B. Jonction en un arbitrage unique

Dans cette hypothèse, les parties à une procédure judiciaire en viennent à la conclusion que leur différend devrait être réglé par voie d'arbitrage et que cette procédure devrait être jointe à un autre arbitrage, connexe. Là encore, le consentement des parties est une condition sine qua non de la jonction des procédures connexes en un seul arbitrage. En l'absence d'accord des parties, toute sentence rendue conformément à la clause compromissoire de l'un des contrats visés mais englobant des différends nés d'un autre contrat pourra être contestée au motif que le tribunal arbitral se sera prononcé - du moins en partie - en l'absence de convention d'arbitrage 37.

(1) Compromis des parties

Malgré l'inclusion d'une clause d'attribution de compétence dans leur contrat, les parties peuvent à l'évidence convenir de régler leur différend par voie d'arbitrage, même après la naissance du différend. Dans ce cas également, l'accord peut se faire de manière explicite, sous forme de compromis, ou tacite.
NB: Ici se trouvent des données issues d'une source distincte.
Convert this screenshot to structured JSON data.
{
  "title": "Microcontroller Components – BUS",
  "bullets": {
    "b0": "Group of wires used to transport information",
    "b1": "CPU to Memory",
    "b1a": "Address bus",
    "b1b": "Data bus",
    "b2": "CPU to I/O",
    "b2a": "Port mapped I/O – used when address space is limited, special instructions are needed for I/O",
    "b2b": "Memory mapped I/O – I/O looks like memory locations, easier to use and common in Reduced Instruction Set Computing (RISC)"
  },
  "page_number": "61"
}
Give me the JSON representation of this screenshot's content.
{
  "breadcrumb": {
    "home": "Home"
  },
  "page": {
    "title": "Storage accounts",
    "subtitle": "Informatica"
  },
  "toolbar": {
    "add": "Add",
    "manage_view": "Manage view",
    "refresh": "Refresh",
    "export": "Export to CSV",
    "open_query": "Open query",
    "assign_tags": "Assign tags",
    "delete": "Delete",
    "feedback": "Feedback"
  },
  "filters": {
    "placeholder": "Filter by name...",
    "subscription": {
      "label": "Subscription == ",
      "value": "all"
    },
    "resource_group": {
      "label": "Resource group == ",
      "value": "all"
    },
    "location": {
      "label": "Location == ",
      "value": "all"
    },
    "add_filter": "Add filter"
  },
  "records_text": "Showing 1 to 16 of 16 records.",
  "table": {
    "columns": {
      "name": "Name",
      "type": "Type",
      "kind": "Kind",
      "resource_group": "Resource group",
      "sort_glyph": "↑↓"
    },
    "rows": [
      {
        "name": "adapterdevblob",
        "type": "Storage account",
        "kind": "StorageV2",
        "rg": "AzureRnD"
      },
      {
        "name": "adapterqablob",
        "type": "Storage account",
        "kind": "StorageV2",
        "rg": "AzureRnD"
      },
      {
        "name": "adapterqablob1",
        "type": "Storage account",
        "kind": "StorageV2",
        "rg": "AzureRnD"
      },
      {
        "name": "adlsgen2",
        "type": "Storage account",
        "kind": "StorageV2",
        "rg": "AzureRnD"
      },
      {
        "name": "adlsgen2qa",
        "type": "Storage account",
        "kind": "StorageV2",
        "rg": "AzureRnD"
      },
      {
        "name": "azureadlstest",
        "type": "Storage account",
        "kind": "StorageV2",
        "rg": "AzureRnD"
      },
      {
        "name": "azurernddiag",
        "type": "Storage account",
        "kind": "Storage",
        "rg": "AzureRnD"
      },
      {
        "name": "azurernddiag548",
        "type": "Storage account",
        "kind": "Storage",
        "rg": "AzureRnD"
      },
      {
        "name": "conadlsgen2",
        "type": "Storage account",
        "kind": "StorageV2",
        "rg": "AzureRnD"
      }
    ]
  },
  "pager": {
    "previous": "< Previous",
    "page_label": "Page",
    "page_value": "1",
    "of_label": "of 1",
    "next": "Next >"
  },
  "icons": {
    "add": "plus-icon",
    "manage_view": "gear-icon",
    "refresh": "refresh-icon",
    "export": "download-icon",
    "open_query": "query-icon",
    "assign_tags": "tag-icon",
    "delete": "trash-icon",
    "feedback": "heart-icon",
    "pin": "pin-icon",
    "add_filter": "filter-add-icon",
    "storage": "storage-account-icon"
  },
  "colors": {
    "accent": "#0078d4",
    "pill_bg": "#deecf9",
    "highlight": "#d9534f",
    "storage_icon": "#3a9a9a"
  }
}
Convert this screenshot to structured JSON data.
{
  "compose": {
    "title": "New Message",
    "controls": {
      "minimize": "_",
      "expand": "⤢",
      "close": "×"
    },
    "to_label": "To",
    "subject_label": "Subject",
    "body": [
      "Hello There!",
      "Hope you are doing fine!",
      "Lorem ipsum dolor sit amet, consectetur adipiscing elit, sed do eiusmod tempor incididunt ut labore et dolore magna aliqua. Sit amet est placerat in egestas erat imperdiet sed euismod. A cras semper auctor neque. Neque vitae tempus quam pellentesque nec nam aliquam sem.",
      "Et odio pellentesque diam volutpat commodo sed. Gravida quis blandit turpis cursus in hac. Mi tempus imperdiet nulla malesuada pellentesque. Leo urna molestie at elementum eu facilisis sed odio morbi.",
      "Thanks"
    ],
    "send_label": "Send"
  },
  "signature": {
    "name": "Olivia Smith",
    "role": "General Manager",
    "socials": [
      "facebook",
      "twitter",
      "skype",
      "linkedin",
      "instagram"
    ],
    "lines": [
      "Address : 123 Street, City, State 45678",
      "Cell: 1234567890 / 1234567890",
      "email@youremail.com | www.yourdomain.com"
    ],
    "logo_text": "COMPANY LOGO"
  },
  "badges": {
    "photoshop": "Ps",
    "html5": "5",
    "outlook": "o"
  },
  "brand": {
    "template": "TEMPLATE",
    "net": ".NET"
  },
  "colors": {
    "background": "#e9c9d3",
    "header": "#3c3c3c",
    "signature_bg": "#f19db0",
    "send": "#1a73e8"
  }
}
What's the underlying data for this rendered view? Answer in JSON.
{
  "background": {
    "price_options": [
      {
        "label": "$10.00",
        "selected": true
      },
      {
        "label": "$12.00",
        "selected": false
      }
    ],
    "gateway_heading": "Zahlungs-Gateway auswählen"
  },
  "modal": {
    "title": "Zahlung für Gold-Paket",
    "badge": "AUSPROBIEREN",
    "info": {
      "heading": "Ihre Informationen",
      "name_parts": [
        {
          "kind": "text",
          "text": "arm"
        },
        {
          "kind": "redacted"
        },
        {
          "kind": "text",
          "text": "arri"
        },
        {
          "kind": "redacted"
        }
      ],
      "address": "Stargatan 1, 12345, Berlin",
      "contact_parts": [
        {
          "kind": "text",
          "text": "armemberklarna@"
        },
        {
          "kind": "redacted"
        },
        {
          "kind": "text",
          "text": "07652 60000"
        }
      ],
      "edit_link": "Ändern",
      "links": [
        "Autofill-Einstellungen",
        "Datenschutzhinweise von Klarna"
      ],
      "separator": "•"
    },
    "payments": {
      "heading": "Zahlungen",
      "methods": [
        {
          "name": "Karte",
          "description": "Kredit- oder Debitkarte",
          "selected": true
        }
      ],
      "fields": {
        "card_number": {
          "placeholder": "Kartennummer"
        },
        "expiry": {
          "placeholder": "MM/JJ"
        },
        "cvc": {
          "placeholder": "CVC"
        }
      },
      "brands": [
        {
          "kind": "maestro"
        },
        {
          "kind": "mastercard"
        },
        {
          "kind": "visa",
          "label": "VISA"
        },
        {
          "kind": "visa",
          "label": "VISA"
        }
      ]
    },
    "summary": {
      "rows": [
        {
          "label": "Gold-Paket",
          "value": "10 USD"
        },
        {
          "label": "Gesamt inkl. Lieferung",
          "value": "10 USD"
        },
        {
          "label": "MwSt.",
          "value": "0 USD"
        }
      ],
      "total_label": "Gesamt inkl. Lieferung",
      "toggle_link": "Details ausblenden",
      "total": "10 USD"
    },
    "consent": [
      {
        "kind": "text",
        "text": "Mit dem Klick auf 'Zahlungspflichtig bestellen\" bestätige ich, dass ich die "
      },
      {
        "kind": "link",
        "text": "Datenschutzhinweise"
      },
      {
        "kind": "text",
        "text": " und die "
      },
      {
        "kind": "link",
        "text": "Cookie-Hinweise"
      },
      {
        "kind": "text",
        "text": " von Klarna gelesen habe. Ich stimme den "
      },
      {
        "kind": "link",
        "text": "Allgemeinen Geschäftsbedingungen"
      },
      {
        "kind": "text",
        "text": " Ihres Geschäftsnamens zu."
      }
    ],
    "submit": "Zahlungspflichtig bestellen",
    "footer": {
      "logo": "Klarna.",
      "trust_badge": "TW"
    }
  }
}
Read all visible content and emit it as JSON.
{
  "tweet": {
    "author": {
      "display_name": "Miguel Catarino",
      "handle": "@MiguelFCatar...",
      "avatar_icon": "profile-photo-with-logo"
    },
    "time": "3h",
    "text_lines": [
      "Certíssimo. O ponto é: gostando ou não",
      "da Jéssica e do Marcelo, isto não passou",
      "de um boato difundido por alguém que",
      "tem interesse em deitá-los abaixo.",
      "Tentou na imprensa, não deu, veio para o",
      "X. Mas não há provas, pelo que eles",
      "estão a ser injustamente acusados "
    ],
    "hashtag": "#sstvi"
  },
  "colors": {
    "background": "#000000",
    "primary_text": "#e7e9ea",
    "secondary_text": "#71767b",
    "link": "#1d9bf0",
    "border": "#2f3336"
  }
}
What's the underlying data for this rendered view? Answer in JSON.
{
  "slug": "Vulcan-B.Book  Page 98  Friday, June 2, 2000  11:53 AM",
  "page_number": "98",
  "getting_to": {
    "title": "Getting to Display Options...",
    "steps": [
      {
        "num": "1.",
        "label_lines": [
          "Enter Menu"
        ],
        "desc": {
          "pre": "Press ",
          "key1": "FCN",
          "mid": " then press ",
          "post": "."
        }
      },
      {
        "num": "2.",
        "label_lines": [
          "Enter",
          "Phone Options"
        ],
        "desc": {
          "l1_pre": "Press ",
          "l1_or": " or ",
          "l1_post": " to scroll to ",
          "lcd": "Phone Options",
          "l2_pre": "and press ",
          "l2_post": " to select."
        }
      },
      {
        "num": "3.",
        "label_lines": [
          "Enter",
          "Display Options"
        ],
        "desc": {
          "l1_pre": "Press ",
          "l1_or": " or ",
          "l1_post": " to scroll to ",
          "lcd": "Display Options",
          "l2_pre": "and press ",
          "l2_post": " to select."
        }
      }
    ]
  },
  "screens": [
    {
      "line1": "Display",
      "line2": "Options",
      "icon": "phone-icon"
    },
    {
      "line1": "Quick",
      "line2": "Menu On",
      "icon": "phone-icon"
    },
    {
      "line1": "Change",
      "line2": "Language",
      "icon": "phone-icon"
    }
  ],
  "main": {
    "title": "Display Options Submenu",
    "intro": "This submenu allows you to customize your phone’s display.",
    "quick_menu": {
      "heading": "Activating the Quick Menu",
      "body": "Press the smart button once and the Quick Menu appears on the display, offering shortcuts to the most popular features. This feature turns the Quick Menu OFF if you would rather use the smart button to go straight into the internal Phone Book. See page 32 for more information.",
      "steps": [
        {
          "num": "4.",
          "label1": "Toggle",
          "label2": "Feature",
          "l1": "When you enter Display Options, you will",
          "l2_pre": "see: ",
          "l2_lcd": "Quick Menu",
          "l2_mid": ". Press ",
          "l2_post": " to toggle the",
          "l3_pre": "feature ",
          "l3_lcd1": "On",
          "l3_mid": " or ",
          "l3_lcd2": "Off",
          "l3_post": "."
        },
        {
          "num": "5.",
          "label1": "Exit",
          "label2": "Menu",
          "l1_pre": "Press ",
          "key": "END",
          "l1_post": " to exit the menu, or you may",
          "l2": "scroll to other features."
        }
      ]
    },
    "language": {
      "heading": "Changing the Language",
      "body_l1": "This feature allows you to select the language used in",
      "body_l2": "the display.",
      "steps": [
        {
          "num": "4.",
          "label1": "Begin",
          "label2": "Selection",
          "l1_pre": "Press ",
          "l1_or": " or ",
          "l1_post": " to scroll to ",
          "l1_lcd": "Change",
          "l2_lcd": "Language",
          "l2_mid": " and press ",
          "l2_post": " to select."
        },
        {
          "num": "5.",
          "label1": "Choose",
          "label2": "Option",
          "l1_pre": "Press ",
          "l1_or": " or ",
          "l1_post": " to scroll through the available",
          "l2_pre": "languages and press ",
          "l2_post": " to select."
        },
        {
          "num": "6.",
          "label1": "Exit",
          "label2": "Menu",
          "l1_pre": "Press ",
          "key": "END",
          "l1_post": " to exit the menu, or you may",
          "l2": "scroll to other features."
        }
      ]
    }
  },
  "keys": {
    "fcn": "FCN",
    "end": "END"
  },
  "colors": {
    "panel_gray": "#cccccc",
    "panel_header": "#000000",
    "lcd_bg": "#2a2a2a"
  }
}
Il arrive que le juge invite des parties qui ne sont pas liées par une clause compromissoire à signer un compromis leur permettant de participer à une procédure arbitrale pendante sur une question connexe. Ainsi par exemple, aux Etats-Unis, le tribunal de première instance du district Sud de New York a décidé, dans un différend intéressant six entreprises japonaises et américaines, dont certaines étaient liées par des contrats contenant des clauses compromissoires et d'autres par des accords stipulant la compétence des tribunaux nationaux, que l'action en justice serait suspendue « à condition que tous les défendeurs consentent par écrit dans un délai de trente jours à se soumettre à la procédure arbitrale pendante et à être liés par toute sentence rendue par les arbitres » 38.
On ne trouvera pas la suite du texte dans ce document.